La crisi economica non ha investito il settore della Difesa. E’ vero, spesso si sentono dichiarazioni vittimistiche del ministro La Russa che aveva esagerato le pretese: all’inizio del suo mandato aveva detto di voler portare il rapporto tra il Bilancio del suo dicastero ed il Pil a 1,25 contro l’attuale 0,9. Tuttavia, nel 2010 le spese militari peseranno sui nostri esangui portafogli con oltre 23 milioni di euro: il nostro (povero) paese resta saldamente all’8° posto nella lista mondiale per spese militari, mentre collassano la sanità e il sistema giudiziario, mentre la cultura viene esplicitamente e senza vergogna mandata a farsi friggere da esponenti del governo in carica, mentre le nostre città profondano nel degrado.

I meandri delle tabelle finanziarie, si sa, sono pieni di sorprese: Paolicelli e Vignarca ci scavano dentro con la consapevolezza che il diavolo sta nei particolari.

Lo stanziamento complessivo del Bilancio 2009 della Difesa ammonta ad oltre 20 milioni di euro: non c’è nessun crollo. Alla funzione Difesa, cioè alle componenti terrestri, aeree e marine delle Forze Armate, vanno oltre 14 milioni di euro (lo 0,91% del Pil, contro lo 0,93 dell’anno precedente). Il nodo centrale è qui: i tagli, benché minimi, incidano sui nuovi reclutamenti, sulle esercitazioni e sulla manutenzione dei mezzi: nessuna cura è prevista, dunque, per i vertici militari (una cifra per tutti, il nostro esercito professionale conta 190.ooo uomini tra i quali il numero dei comandanti – 600 generali e ammiragli, 2.660 colonnelli e decine di migliaia di altri ufficiali – supera di gran lunga quello dei comandanti). Anzi, il generale Roberto Speciale, ex comandante generale della Guardia di Finanza, quello assolto dai giudici per aver fatto condurre con un elicottero spigole fresche (la sua difesa ha avuto buon gioco nel dire che non era un pasto privato), oggi parlamentare del Pdl, ha presentato una proposta di legge per aumentare lo stipendio dei generali di corpo d’armata con cifre che vanno dal 50 al 75%.

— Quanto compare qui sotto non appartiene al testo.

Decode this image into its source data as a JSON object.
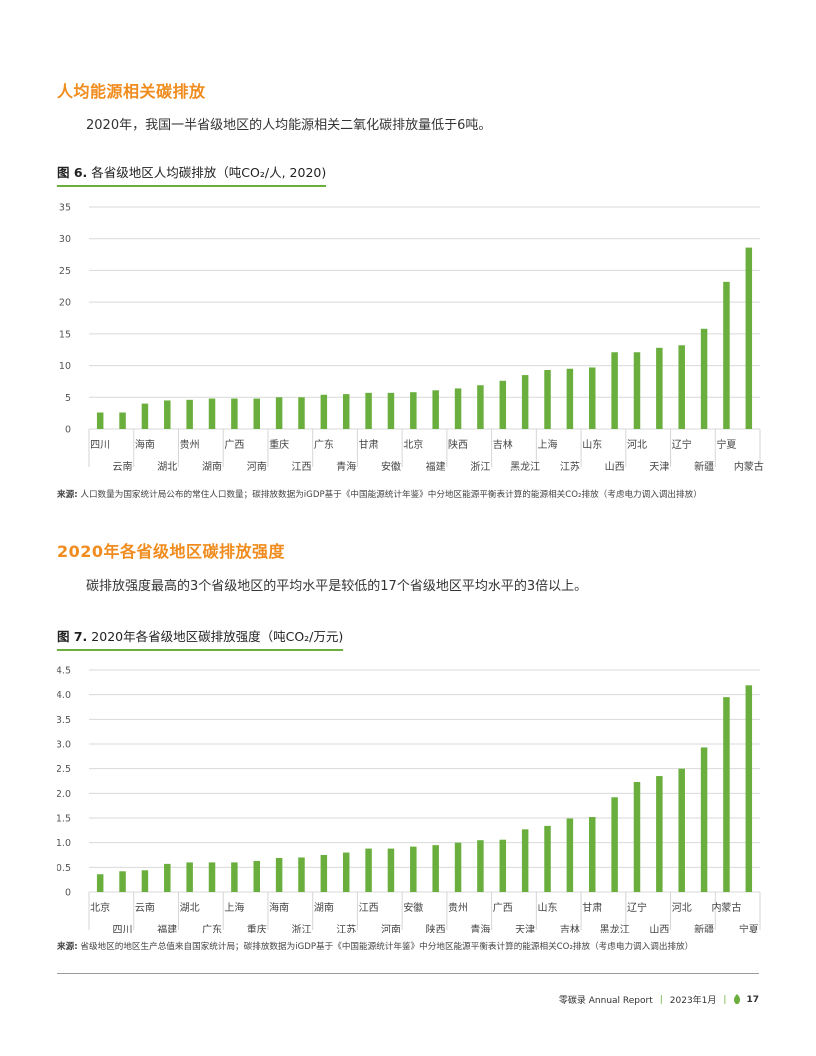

A fronte di tutto questo, sui sistemi d’arma non sono previsti certo risparmi: anzi, vanno avanti a gonfie vele il progetto della portaerei Cavour e delle fregate FREMM (568 milioni di euro) o quello per la costruzione del faraonico cacciabombardiere Joint Strike Fighter (13 miliardi di euro). Questi progetti, badate bene, sono finanziati ‘ a debito’ e, cosa rilevantissima, rappresentano proprio ciò che è diventato il nostro sistema di difesa: un modello aggressivo, finalizzato ai conflitti ad alta intensità e con capacità di proiezione in profondità, nulla che sia mai stato discusso, inutile ricordarlo, il parlamento. Un modello che non c’entra un bel niente con il peace keeping, parola usata ed abusata. Infine, esiste un’invisibile ma importantissima questione che non è mai stata affrontata: il ministero dello Sviluppo Economico prevede stanziamenti per la Difesa al di fuori della legge 436 (è del 1988 e ne regola l’approvvigionamento). Si tratta di soldi utilizzati in base a normative di settore e non sottoposte dunque all’esame preventivo delle Commissione Difesa di Camera e Senato. L’utilizzo di questi fondi è deciso solo dai vertici militari e da quelli dell’industria: due zone contigue i cui rapporti sono sempre più stretti tanto che molti alti ufficiali, alla fine della loro carriera, prestano la loro opera all’industria. Un altro evidente, insopportabile, conflitto d’interesse di cui sarebbe bene che il nostro paese si liberasse al più presto.